Une fois les préparations commencées à Malmö, rien n'a pu arrêter les appels au boycott et le déversement de haine. Des huées et hurlements pendant la prestation de Eden Golan, aux graffitis «from the river to the sea» arborant fièrement des drapeaux israéliens affublés de croix gammées, aux foules de milliers de personnes scandant «Nous écraserons le sionisme» et «Il n'y a qu'une seule solution, “Intifada Révolution”», faisant référence au soulèvement violent qui a coûté la vie à des milliers d'Israéliens.
Les candidats des Pays Bas - suspendu de la compétition pour un incident - et de la Grèce ont fait part d'une hostilité a peine voilée envers la candidate israélienne de 20 ans.
La présence de Greta Thunberg aux manifestations dans les rues de Malmö a ajouté un symbole supplémentaire.

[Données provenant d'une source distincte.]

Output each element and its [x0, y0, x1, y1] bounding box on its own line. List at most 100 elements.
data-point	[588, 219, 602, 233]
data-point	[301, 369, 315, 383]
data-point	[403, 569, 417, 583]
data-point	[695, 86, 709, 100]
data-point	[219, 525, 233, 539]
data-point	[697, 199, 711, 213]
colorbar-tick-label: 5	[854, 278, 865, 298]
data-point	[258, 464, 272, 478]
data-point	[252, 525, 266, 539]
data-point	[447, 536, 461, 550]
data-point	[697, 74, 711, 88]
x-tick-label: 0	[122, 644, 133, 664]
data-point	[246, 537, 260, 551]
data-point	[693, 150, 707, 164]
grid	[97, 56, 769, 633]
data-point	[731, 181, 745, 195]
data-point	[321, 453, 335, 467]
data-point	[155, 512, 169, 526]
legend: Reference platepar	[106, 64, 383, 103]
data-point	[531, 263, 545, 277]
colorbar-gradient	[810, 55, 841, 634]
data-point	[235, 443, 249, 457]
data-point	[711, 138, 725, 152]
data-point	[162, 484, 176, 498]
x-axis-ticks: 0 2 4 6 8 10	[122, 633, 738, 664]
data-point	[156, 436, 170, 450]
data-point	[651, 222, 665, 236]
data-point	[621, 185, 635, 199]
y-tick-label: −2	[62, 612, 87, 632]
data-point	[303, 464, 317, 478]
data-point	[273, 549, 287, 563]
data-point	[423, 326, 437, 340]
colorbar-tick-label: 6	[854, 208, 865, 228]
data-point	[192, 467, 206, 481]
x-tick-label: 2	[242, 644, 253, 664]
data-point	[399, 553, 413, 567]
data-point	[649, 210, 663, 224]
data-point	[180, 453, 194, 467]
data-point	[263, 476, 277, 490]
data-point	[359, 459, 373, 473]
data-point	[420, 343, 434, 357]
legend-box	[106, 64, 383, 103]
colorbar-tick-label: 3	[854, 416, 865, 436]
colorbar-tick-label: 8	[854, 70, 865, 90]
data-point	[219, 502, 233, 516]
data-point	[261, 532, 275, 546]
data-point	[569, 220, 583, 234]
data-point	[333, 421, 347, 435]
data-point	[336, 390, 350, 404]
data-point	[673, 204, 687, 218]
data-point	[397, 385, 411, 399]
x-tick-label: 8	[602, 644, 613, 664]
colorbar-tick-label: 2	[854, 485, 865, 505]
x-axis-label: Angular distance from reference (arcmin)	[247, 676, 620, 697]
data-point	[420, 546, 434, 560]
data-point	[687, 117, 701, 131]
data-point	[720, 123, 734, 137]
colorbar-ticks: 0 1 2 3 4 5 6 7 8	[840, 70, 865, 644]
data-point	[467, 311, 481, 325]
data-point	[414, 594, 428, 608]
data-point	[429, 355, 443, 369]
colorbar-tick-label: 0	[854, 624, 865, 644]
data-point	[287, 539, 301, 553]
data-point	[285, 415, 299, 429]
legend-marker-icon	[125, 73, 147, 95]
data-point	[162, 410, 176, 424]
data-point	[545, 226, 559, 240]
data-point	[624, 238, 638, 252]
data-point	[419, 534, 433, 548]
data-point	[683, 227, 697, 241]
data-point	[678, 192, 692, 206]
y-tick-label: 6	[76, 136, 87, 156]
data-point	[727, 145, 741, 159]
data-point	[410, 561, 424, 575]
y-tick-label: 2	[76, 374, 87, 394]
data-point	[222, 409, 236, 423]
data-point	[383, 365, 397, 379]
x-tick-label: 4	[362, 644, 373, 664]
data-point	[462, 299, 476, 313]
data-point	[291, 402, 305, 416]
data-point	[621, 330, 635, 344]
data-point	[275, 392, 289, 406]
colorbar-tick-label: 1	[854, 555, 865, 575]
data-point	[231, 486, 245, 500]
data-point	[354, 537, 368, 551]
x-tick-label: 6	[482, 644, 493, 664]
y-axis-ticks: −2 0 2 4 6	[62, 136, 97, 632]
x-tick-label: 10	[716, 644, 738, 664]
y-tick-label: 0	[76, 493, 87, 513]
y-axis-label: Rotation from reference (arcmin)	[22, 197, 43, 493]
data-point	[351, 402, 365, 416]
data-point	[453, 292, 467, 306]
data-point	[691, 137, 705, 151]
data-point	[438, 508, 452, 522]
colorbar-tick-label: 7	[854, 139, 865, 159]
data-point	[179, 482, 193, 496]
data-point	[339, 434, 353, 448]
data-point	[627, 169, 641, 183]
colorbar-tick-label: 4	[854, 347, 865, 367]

La militante suédoise pour l'environnement, - ayant basculé vers ce que l'ultragauche nomme le combat intersectionnel - avait déjà assimilé la lutte pour l'environnement au combat contre les «systèmes d'oppression coloniaux, racistes et patriarcaux». L'intersectionnalité, visant à unifier diverses luttes, de l'antiracisme à l'antisexisme, en passant par l'environnement et la lutte contre la transphobie est souvent marquée par une revanche identitaire, une obsession de la victimisation et un hyperindividualisme. Dans cet esprit, l'ennemi de leur ennemi est leur allié. C'est ainsi que le sionisme est devenu le mal absolu à combattre: les Juifs en «Uber blancs» contre les Palestiniens en opprimés par excellence, même si cela signifie marcher aux côtés d'organisations terroristes ou islamistes et cibler des synagogues et des concitoyens juifs lors des manifestations de soutien à la Palestine.
Autre symbole: la ville de Malmö. Des journalistes israéliens venus en repérage avant le concours avaient été confrontés à des insultes et des agressions, et Eden Golan craignant pour sa sécurité, a été confinée dans son hôtel cerné par les foules haineuses. Malmö est depuis longtemps tristement célèbre pour son antisémitisme. Dans cette ville, l'antisémitisme islamiste a supplanté la forme traditionnelle d'extrême droite, bien que cette dernière persiste encore. En 2012, une explosion avait frappé le centre communautaire juif local et, en 2009, des cocktails Molotov avaient été lancés sur le funérarium juif de la ville pendant les émeutes de la Coupe Davis, quand des milliers de manifestants anti-israéliens étaient descendus dans les rues, provoquant des attaques physiques et verbales contre les Juifs de la ville et les forces de l'ordre. La ville s'est progressivement vidée de sa petite communauté juive, illustrant la rhétorique désormais évidente: l'antisionisme finit toujours par ostraciser ou même évincer les Juifs.
Enfin, le dernier symbole, cette fois-ci plutôt encourageant: le soutien massif du public pour Eden, qui lui a permis d'être en tête des votes de 15 pays européens (dont l'Angleterre, la France et la Belgique) ainsi que du «reste du monde». Elle a pu ainsi remonter de la douzième à la cinquième place affichant 375 points (dont 323 attribués par le public).
Si les jurys ont été plutôt timorés quand au fait de voter pour la candidate israélienne, la majorité des Européens et même des spectateurs ailleurs dans le monde ont eux exprimé leur soutien à ce qui semble désormais évident: malgré le bruit des manifestations et les tentatives d'intimidation, ce rejet viscéral d'Israel - victime d'un pogrom il y a 7 mois dont l'ignominie n'est plus à démontrer - est nauséabond.
C'est cette majorité silencieuse qui a pu s'exprimer et qui devra à l'avenir s'exprimer davantage afin d'ostraciser les pourvoyeurs de haine plutôt que qu'une communauté toujours otage. Malgré elle.